O Laboratório me ensinou muito. Eu estudava muito pouco perto do que estudavam lá, mas quando o grupo estudou Grotowski as reuniões eram na minha casa no Rink. O grupo me considerava não muito moderno, meio caricato e Grotowski era a última fornada da modernidade.
Lá pelas tantas num capítulo ele afirmava que era válida a caricatura. Todo mundo ficou louco, porque, de certa forma, eu já preconizava isso no trabalho e as pessoas achavam que eu não sabia de nada. Aí sacaneei Dema, o mais intelectual, sacaneei todo mundo porque eu estava certo. Dentro da informação que o próprio grupo propunha, Grotowski me salvava.

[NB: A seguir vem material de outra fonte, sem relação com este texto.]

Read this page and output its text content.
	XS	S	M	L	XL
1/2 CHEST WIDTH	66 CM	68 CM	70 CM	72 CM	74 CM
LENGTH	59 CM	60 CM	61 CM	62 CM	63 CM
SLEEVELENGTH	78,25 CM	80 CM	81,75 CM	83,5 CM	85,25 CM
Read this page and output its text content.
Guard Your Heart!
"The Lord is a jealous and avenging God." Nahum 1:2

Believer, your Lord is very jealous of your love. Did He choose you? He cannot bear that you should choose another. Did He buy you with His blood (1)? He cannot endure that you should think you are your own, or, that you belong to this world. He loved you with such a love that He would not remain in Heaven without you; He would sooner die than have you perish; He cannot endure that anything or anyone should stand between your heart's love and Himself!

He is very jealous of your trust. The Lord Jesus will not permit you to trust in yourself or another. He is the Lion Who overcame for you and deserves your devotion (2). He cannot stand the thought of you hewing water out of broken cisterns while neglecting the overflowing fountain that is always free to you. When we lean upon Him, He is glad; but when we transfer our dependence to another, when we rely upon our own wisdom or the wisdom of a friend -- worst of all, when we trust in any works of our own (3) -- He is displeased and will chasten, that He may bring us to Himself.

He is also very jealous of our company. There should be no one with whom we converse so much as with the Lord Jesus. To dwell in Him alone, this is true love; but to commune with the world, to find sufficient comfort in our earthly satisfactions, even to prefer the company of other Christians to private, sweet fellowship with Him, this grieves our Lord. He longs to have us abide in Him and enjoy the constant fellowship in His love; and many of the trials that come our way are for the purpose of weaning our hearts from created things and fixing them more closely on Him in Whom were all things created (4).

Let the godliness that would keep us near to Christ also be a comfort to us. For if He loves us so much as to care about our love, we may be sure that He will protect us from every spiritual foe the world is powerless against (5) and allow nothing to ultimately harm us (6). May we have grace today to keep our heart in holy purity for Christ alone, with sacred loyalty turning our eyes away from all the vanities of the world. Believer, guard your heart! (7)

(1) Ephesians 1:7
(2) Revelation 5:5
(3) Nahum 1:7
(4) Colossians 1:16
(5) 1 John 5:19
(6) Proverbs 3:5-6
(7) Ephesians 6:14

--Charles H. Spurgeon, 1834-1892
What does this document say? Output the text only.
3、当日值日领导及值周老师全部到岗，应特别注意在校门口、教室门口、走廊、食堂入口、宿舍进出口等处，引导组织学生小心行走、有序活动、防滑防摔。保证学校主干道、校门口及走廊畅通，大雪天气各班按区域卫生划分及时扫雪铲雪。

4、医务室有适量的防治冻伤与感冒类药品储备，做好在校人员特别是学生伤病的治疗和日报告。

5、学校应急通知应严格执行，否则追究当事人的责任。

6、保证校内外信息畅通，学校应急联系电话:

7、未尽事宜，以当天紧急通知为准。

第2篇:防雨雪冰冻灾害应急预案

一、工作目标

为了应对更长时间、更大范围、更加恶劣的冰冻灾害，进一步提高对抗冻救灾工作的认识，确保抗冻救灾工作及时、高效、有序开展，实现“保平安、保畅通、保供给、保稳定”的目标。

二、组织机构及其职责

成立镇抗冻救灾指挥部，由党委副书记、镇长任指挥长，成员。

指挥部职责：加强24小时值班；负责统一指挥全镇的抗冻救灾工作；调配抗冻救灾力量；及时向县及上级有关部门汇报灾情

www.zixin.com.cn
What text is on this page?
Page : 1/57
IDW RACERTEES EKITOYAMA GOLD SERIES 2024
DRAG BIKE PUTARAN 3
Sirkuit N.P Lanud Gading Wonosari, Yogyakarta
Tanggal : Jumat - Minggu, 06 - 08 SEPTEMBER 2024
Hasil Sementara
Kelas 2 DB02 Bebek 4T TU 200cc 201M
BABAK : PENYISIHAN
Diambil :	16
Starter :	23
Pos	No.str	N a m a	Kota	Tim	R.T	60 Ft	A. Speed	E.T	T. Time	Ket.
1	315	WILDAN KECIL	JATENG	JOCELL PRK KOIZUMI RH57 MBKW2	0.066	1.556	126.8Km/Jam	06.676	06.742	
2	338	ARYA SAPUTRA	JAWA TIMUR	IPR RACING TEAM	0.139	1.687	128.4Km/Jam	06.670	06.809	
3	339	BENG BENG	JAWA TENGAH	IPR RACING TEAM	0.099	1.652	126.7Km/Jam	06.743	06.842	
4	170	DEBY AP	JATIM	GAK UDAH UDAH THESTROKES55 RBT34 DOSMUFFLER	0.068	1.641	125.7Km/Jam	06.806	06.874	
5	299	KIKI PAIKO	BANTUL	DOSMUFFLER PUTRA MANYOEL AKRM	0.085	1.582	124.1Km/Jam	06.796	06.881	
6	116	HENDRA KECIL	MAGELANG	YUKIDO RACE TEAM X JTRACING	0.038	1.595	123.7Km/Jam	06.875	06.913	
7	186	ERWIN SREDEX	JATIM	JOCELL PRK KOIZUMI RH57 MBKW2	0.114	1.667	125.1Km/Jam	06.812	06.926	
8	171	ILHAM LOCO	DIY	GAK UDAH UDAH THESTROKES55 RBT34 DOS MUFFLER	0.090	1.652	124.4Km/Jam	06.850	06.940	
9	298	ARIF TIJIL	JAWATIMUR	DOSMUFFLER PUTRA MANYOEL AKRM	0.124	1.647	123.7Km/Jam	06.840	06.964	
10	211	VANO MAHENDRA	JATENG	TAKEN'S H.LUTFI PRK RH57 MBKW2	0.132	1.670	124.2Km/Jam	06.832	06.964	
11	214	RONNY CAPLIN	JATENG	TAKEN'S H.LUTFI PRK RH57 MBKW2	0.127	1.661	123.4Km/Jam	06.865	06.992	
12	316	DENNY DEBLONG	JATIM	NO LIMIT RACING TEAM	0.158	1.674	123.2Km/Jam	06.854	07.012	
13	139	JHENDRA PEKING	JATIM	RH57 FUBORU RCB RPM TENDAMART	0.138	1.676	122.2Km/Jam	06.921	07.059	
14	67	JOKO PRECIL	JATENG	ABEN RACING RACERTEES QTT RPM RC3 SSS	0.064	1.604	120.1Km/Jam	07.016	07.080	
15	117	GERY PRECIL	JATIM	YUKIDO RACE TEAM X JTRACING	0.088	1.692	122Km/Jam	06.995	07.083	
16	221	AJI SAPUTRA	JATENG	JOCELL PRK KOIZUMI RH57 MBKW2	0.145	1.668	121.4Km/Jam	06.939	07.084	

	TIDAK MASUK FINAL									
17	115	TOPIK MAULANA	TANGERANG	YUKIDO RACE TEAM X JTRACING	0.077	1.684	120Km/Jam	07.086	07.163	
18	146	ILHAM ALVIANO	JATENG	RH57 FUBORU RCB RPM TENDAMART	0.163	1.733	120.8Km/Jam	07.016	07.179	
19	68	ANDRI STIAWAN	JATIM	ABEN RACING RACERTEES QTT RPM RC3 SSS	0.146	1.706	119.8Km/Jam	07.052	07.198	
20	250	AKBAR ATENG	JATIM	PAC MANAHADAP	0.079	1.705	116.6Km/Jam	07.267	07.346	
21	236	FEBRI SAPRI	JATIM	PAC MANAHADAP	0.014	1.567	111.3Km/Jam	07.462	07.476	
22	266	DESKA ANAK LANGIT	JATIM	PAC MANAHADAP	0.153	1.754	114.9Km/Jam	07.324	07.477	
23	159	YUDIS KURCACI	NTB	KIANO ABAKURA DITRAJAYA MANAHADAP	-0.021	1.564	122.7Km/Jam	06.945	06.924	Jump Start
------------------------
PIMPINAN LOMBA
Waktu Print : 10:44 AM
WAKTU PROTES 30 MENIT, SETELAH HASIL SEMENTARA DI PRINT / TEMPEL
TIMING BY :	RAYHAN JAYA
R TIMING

Geralmente, em teatro, as pessoas me deixam livre, embora por vezes tentem me cercear porque tem diretor de todo tipo. Mas de maneira geral, minha atuação é muito assinada por mim, desde o grupo Laboratório, desde sempre, porque a minha vida também é muito assinada por mim
A perfeição é a minha meta.
Já o aperfeiçoamento constante e gradual, sim.
A perfeição é uma mera ilusão nazista.

Quando “O Futuro Está nos Ovos” estreou em Niterói, se não me engano, houve duas reuniões do grupo pra falar mal de mim. E tudo por quê? Porque no espetáculo eu evoluí por outros caminhos que não os do ensaio. Improvisei e as pessoas ficaram putas da vida. Quem fez minha defesa foi Zé Fernando Figueiredo, que argumentou: “Mas ele é um artista, gente! Vocês estão cobrando de um artista o fato dele ser artista.” Aí saiu uma critica de José Arrabal me destacando do resto do elenco, o que fez com que as diferenças no grupo se acentuassem.
Nesse momento havia entre nós um choque de concepções sobre o teatro. De um lado, tínhamos o teatro, digamos, de interpretação, do ator; de outro tínhamos o teatro de laboratório, como se dizia na época, aquele teatro que você se preparava e apresentava como um produto de grupo, que tinha como modelo a Oficina de São Paulo. Era também o modelo de Amir Haddad na Construção. E a maior influência sobre o Gondin era Amir. mas uma coisa não invalidava a outra e eu sabia disso. Tanto é que Amir me adora como ator. Sem dúvida, Amir evoluiu, mudou muito, mas em 1978, 79 ele assistiu à peça “Papa Highirte” comigo e me disse na saída do espetáculo: “Enfim, um ator popular brasileiro.”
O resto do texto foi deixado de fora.